When we hear the name Steven McDonald perhaps we might just think, “That was the New York City policeman who was shot”. But Steven McDonald is much more than a wounded police officer. Detective McDonald, whose spinal cord injury and his brave and determined fight to overcome this tragedy have become so well known to so many, has become a folk hero. Not long after he was wounded, Det. McDonald captured the imaginations of those who knew his story and of many to whom his story was new by forgiving the teenager who had shot him. This became the first step in a life devoted to spreading a message of reconciliation, a message based on the values of the Gospel. Strongly supported by his wife Patti Ann, Steven has worked to bring this message to a much wider audience.
While Det. McDonald has been an outspoken advocate on behalf of Catholics in the Six Counties of Northern Ireland, he has traveled repeatedly to Ireland to speak of peace and reconciliation between Catholics and Protestants. In 1998 the McDonald family (Steven, Patti Ann and their son, Conor) visited Omagh, shortly after the bombing there. Steven joined with members of both the Catholic and Protestant communities to pray for a spirit of reconciliation, the necessary foundation for a just and lasting peace. The McDonalds also met with political and Church leaders, always with this same message. With many of his Hibernian brothers from Division 14 (Nassau County, New York), Det. McDonald has also worked with physically challenged youths, American and Irish, inspiring these young people by his own determination to rise above any limitations resulting from his paralysis and to give hope and encouragement by his own example.

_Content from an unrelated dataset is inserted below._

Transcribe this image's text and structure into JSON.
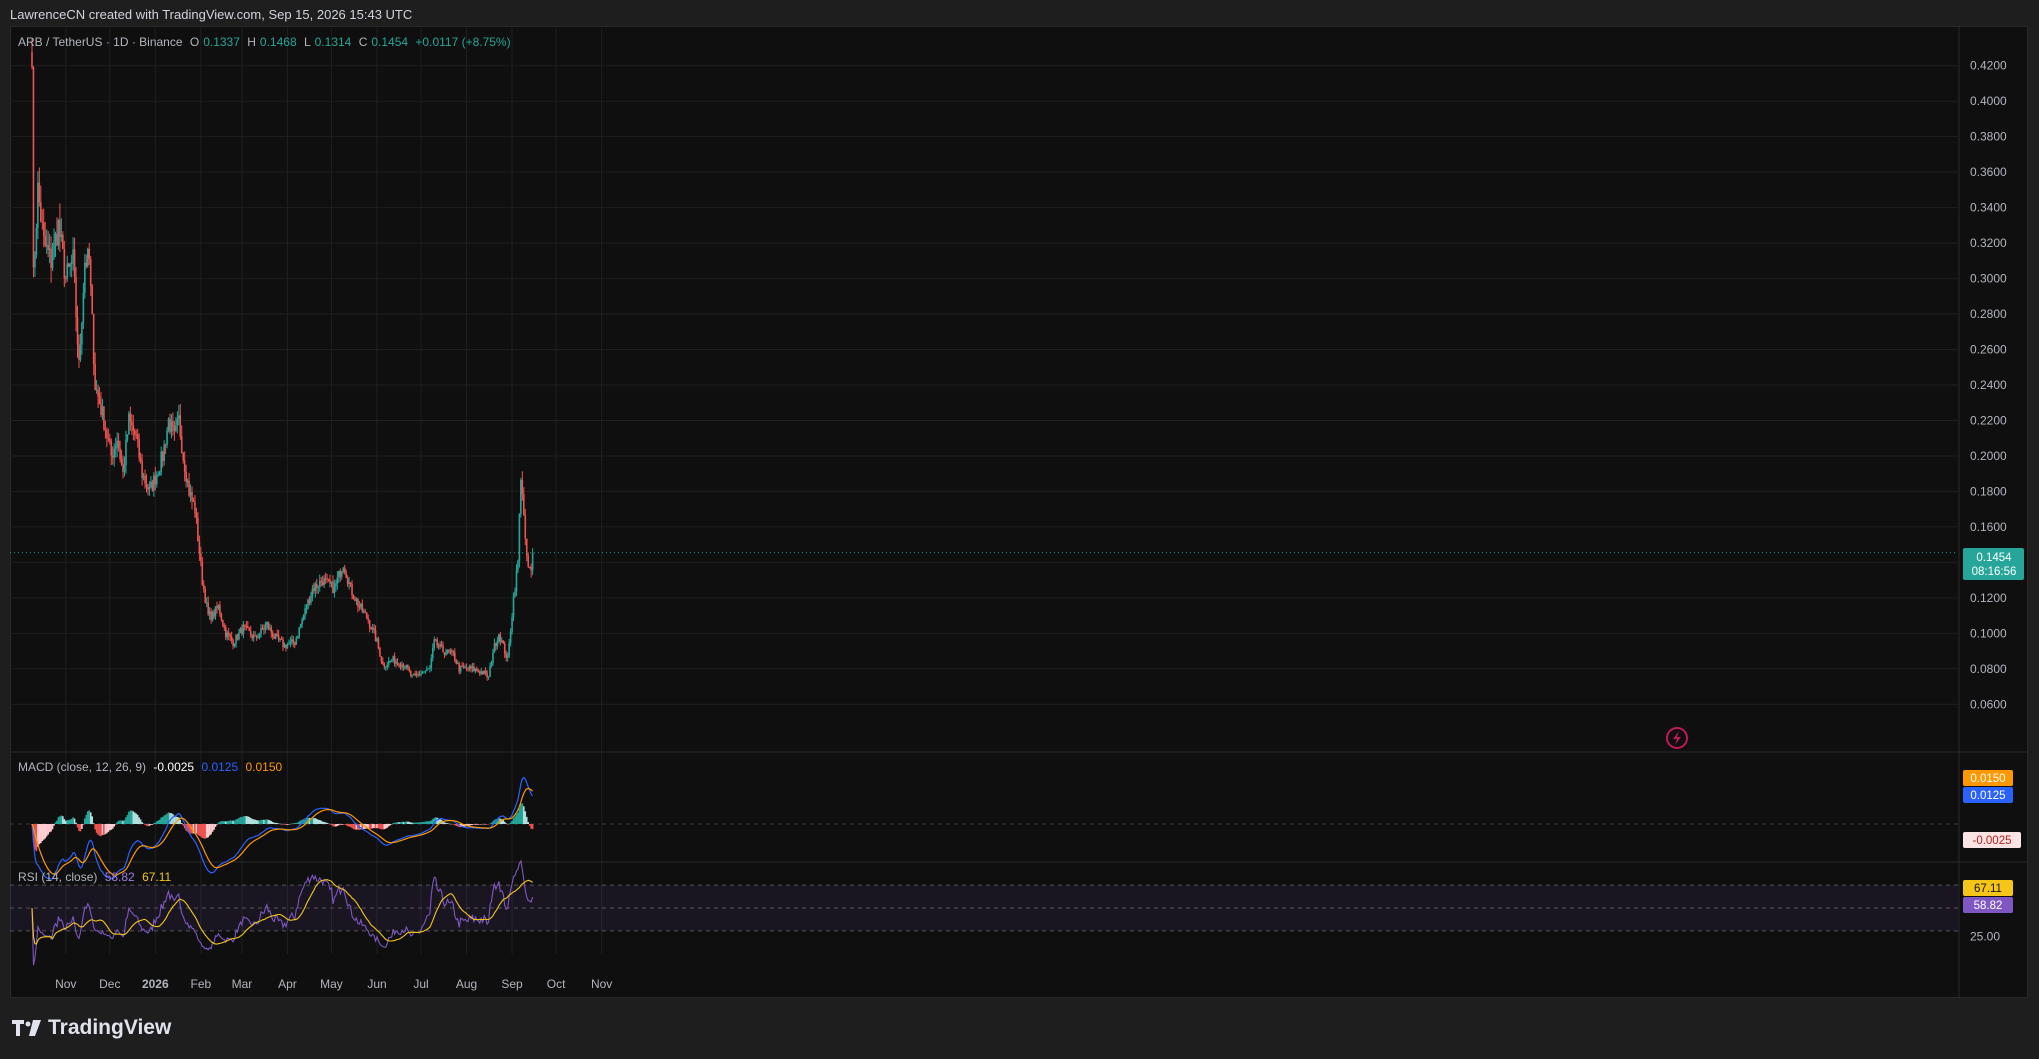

Recognizing that life is a gift from God, Steven and Patti Ann have become active advocates for the unborn, as well as for people who have sustained life-threatening injuries. For their work on behalf of the pro-life cause, the McDonalds have been recognized and honored by the Dioceses of Rockville Centre and Brooklyn. Steven was honored as the Grand Marshal of our parade in 1990 for all that he represents, for his life of faith-based inspiration, for his consistent message of reconciliation and peace.